About two years ago, I started a weekend project based on my obsession with watches, which are functional objects that are also beautifully designed. I started learning about the mechanisms, also known as the “movements,” of mechanical watches. I tore apart tons of watches I bought secondhand, and eventually, I designed my own watch around a movement that I had salvaged from a vintage watch. In a single weekend, I created my first watch, machining some parts and 3D printing the rest. I was hooked.
I designed a second watch, 3D printing prototype cases and machining dials to test some of the engineering and architectural decisions I made and to see how the design looked and felt on my wrist. 3D printing allowed me to quickly iterate the design and engineering until I was happy and had a functional timepiece on my wrist. Throughout this process, however, I couldn’t help thinking about manufacturing small batches of watches, wondering how watch cases are made today and how they were made traditionally. Could I use traditional watchmaking techniques while also leveraging modern advancements in manufacturing and prototyping to create some awesome watches?
I set my sights on making a watch case and dial from raw materials, by hand, and showcasing the process as it happened.
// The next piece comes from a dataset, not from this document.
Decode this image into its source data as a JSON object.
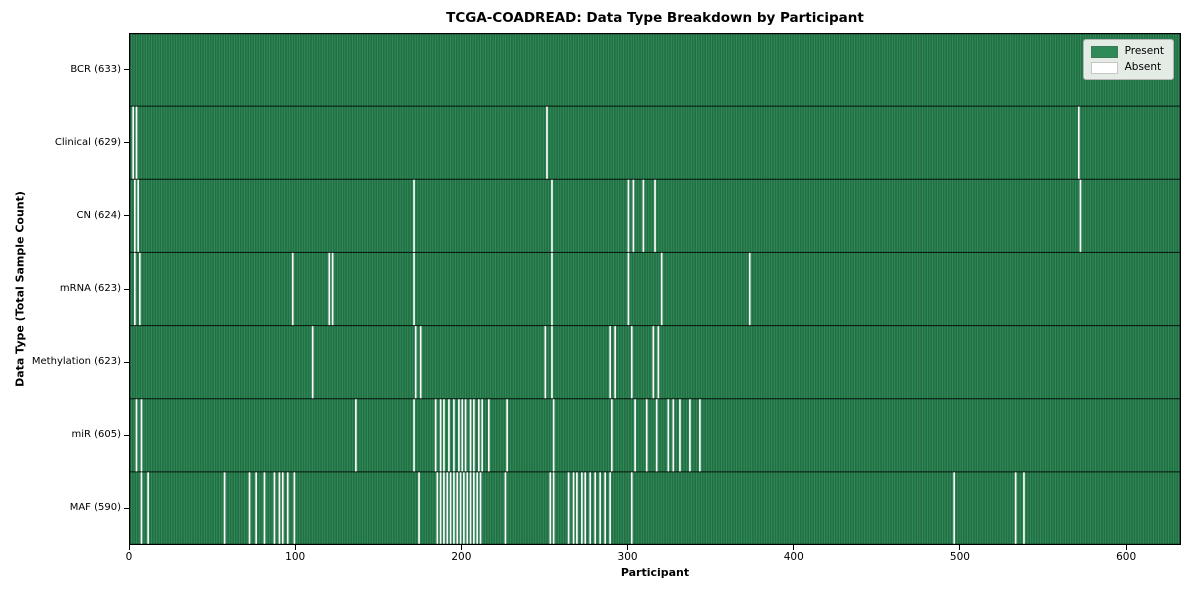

Documenting the manufacturing process of a watch part is quite unusual in the watchmaking world. The vast majority of watch companies do not produce watch parts “in house,” but contract vendors in Switzerland, China, or Germany. And those who do make their own parts don’t like to share how they do it because it’s a trade secret. But for this project, I’m just interested in making what I can, with the tools and parts I have available to me, and being fully transparent about it.
Instead of asking outside vendors to make pieces for me, I wanted to do some small-scale manufacturing in my shop, by hand. It’s less efficient, but this is less about truly designing to scale and more about getting super into a process I enjoy. I began producing the first parts of the case on my Hardinge lathe, cutting the outside diameters and curves. Once that was done, I built a couple of quick fixtures for the lathe blank and proceeded to run many more operations, with different tooling, on my CNC milling machine. I then machined the dial, movement holder, and case back.
This process was effective, but it was slow and required lots of precision when re-locating the parts between operations. After a couple weeks of work, I finished this watch and started rethinking the process.
For my next attempt, I tried reversing the steps between milling and turning. I first started with flat stock, milling the profiles and details and creating the curves on the outer case on the lathe afterward. This process seemed to yield reasonable results, but had some of the same problems as the previous process, so it was back to the drawing board.
At this point, I had a stroke of good luck: I was able to acquire a small collection of deadstock vintage mechanical movements that I could put into my future watches. With a quick redesign, the watches were ready for these new, higher quality mechanisms.
After consulting with some local machinists, I designed a new strategy to fixture the parts and created a process that utilized 2D “near net” profiled blanks of material in the initial stage. These blanks are produced for me by local a vendor in Massachusetts. They provide a form that is easy to hold in the machines, and using them reduces the amount of time it takes to machine the cases, because they come to me with a lot a material removed. With this development, it’s now looking like I am ready to move on to one of the trickier aspects of this project, which is making more parts—beyond just the cases and dials—in house. Hands and crowns are next on the list.
A lot of people ask me when I’m going to make the insides, or the “movement” of the watch. I won’t kid anyone here: Making a movement from scratch is a full-time job and requires expertise that I don’t currently have. However, I have made some parts of watch movements, and I’ve collaborated to reverse-engineer and redesign existing watch movements to help enable another watch company to remake some of its parts in the U.S.
That, in fact, is the trickiest— and often the most marketable—piece of the watchmaking puzzle: Coming up with a way to provide a predominantly American watch movement. American companies once lead the watchmaking industry, but that time has passed (no pun intended), and we have yet to see a large resurgence in American watchmaking. It’s quite tricky these days, as the specialized manufacturing machinery is scarce, and the technological knowhow and familiarity with modern watch manufacturing processes are predominantly found overseas.
So here is the bigger question: How might we, as a group of watchmaking enthusiasts in the U.S., collaborate to revitalize a manufacturing effort to provide American-made watches to the world once again? I know others are having this conversation as well, and there is some real competition to be the first to solve this challenge. But what if we work together instead of competing? What could we achieve if, instead of keeping secrets and trying to be the only guy on the block, we collaborate and document our processes? We could definitely make some awesome stuff… And I like making awesome stuff.